Air Force One hadn’t properly hit turbulence yet when Donald Trump warned the reporters on board that it was coming. “It’s going to be very rough in about 10 minutes,” the president told reporters on Saturday, January 11, 2026. The turbulence forecast predictably set the tone for an anything-goes session with the press. Then things got rough in more ways than one.

Apparently, because of “very, very rough” air ahead, Trump told everyone they would need to move quickly. Then the plane began to jostle, so he joked about the lack of handholds. He said he needed “something to grab,” and that he wasn’t going to grab his Press Secretary, Karoline Leavitt. It was definitely not something anyone expected him to say.

But soon, this fun-and-games mood shifted.

Trump was repeatedly asked about Iran, where many are afraid of the situation escalating.

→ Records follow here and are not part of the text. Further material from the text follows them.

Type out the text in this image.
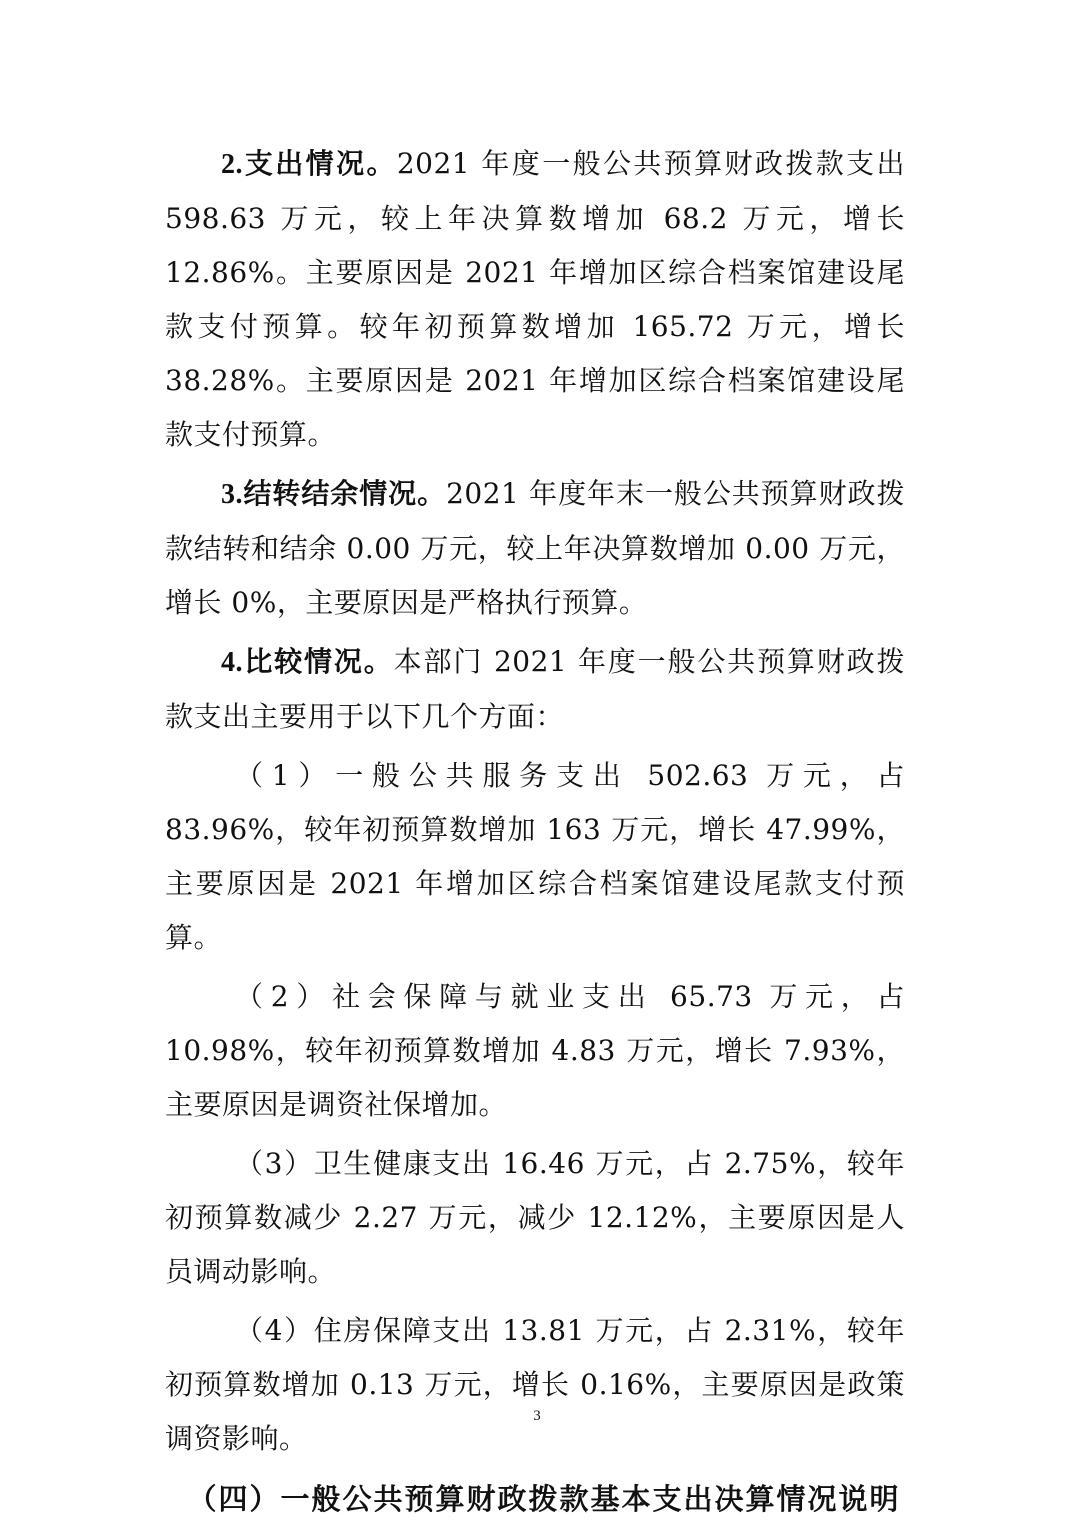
2.支出情况。2021 年度一般公共预算财政拨款支出 598.63 万元，较上年决算数增加 68.2 万元，增长 12.86%。主要原因是 2021 年增加区综合档案馆建设尾款支付预算。较年初预算数增加 165.72 万元，增长 38.28%。主要原因是 2021 年增加区综合档案馆建设尾款支付预算。

3.结转结余情况。2021 年度年末一般公共预算财政拨款结转和结余 0.00 万元，较上年决算数增加 0.00 万元，增长 0%，主要原因是严格执行预算。

4.比较情况。本部门 2021 年度一般公共预算财政拨款支出主要用于以下几个方面：

（1）一般公共服务支出 502.63 万元，占 83.96%，较年初预算数增加 163 万元，增长 47.99%，主要原因是 2021 年增加区综合档案馆建设尾款支付预算。

（2）社会保障与就业支出 65.73 万元，占 10.98%，较年初预算数增加 4.83 万元，增长 7.93%，主要原因是调资社保增加。

（3）卫生健康支出 16.46 万元，占 2.75%，较年初预算数减少 2.27 万元，减少 12.12%，主要原因是人员调动影响。

（4）住房保障支出 13.81 万元，占 2.31%，较年初预算数增加 0.13 万元，增长 0.16%，主要原因是政策调资影响。

（四）一般公共预算财政拨款基本支出决算情况说明
3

That’s when he said Tehran was “starting to” cross some lines and that Iranian leaders “rule through violence.” That, according to him, is why the U.S. military was thinking of “very strong options.” When asked to outline those options, Trump sarcastically asked whether reporters would soon want details on “what angle” the U.S. might strike.

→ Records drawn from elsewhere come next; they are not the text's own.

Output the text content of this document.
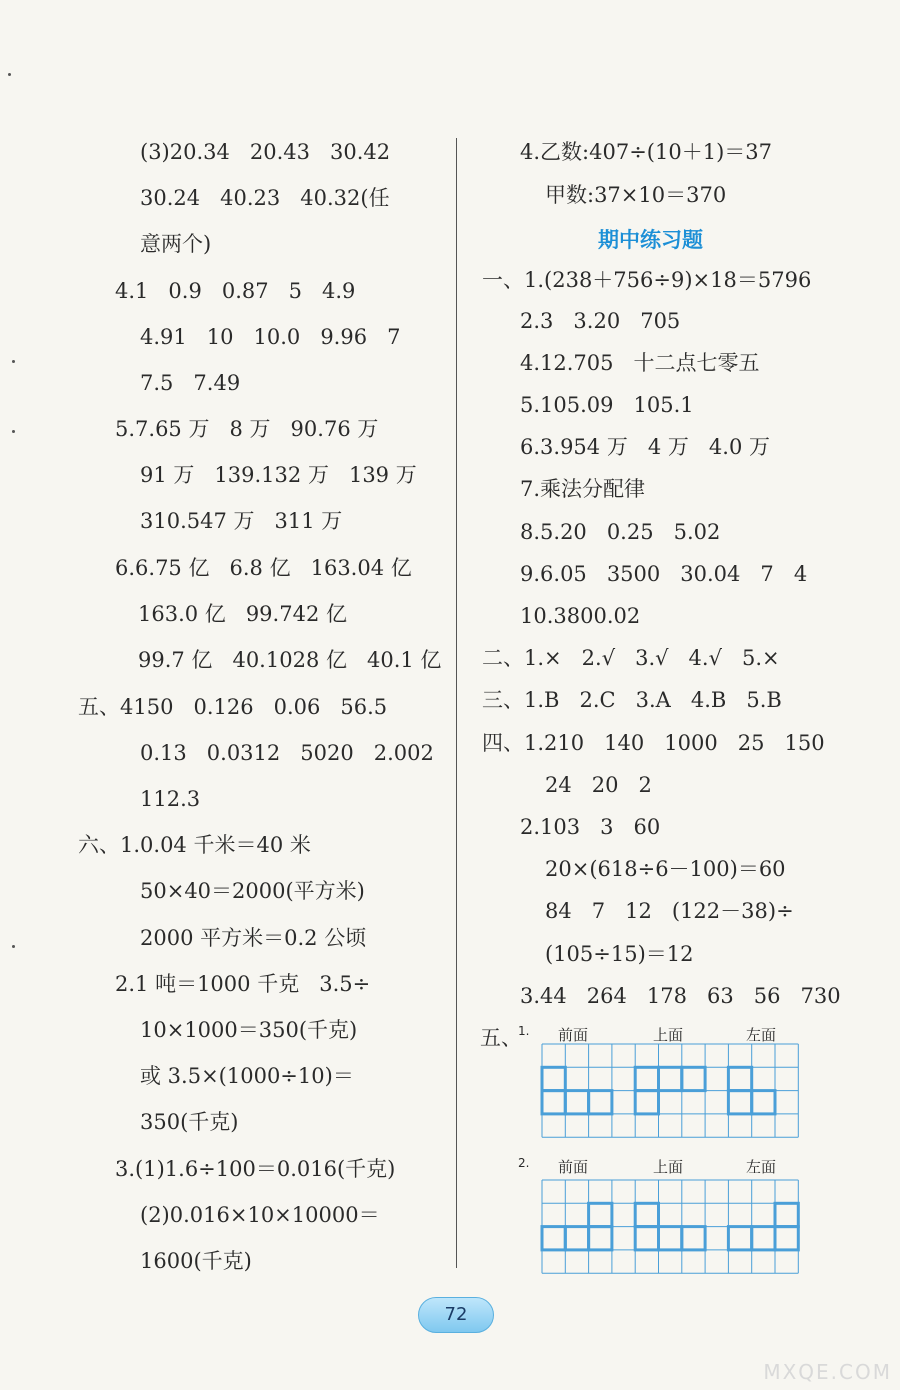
(3)20.34   20.43   30.42
30.24   40.23   40.32(任
意两个)
4.1   0.9   0.87   5   4.9
4.91   10   10.0   9.96   7
7.5   7.49
5.7.65 万   8 万   90.76 万
91 万   139.132 万   139 万
310.547 万   311 万
6.6.75 亿   6.8 亿   163.04 亿
163.0 亿   99.742 亿
99.7 亿   40.1028 亿   40.1 亿
五、4150   0.126   0.06   56.5
0.13   0.0312   5020   2.002
112.3
六、1.0.04 千米＝40 米
50×40＝2000(平方米)
2000 平方米＝0.2 公顷
2.1 吨＝1000 千克   3.5÷
10×1000＝350(千克)
或 3.5×(1000÷10)＝
350(千克)
3.(1)1.6÷100＝0.016(千克)
(2)0.016×10×10000＝
1600(千克)
4.乙数:407÷(10＋1)＝37
甲数:37×10＝370
一、1.(238＋756÷9)×18＝5796
2.3   3.20   705
4.12.705   十二点七零五
5.105.09   105.1
6.3.954 万   4 万   4.0 万
7.乘法分配律
8.5.20   0.25   5.02
9.6.05   3500   30.04   7   4
10.3800.02
二、1.×   2.√   3.√   4.√   5.×
三、1.B   2.C   3.A   4.B   5.B
四、1.210   140   1000   25   150
24   20   2
2.103   3   60
20×(618÷6－100)＝60
84   7   12   (122－38)÷
(105÷15)＝12
3.44   264   178   63   56   730
期中练习题
五、 前面	上面	左面
1.
前面	上面	左面
2.
72
MXQE.COM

Then, of course, CNN was targeted as Trump interrupted one of their reporters. He accused the network of spreading “fake news” and said that the journalist should identify herself as being from CNN rather than the White House pool.

The turbulence metaphor kept writing itself even after that, though. The conversation bounced from Iran to Venezuela, Cuba, and oil. Trump claimed Venezuela was “working out well,” as an oil shipment worth more than $4 billion was coming.

He then said how unimpressed he had been with Exxon “playing too cute.” Greenland couldn’t be far behind, could it? When Trump was asked whether the U.S. was still considering action there, he warned that if the U.S. didn’t “take Greenland,” Russia or China would. After dismissing concerns about NATO, he insisted he had “saved” the alliance.

RELATED: Trump Gives Bizarre Reason for Acquiring Greenland — Warns, “I’m Not Letting That Happen”

The 79-year-old then mocked Greenland’s defenses as “two dog sleds.”

Back inside the cabin, Trump fielded questions about ICE, law enforcement immunity, border security, and crime statistics. Most likely, to make sense of the situation, he kept blaming former President Joe Biden for all the chaos. He claimed crime numbers were now the best in decades and that the U.S. border is “totally secure.”

Near the end, he warned all to “be careful,” with “a lot of bumps” ahead. Do you think he was being literal?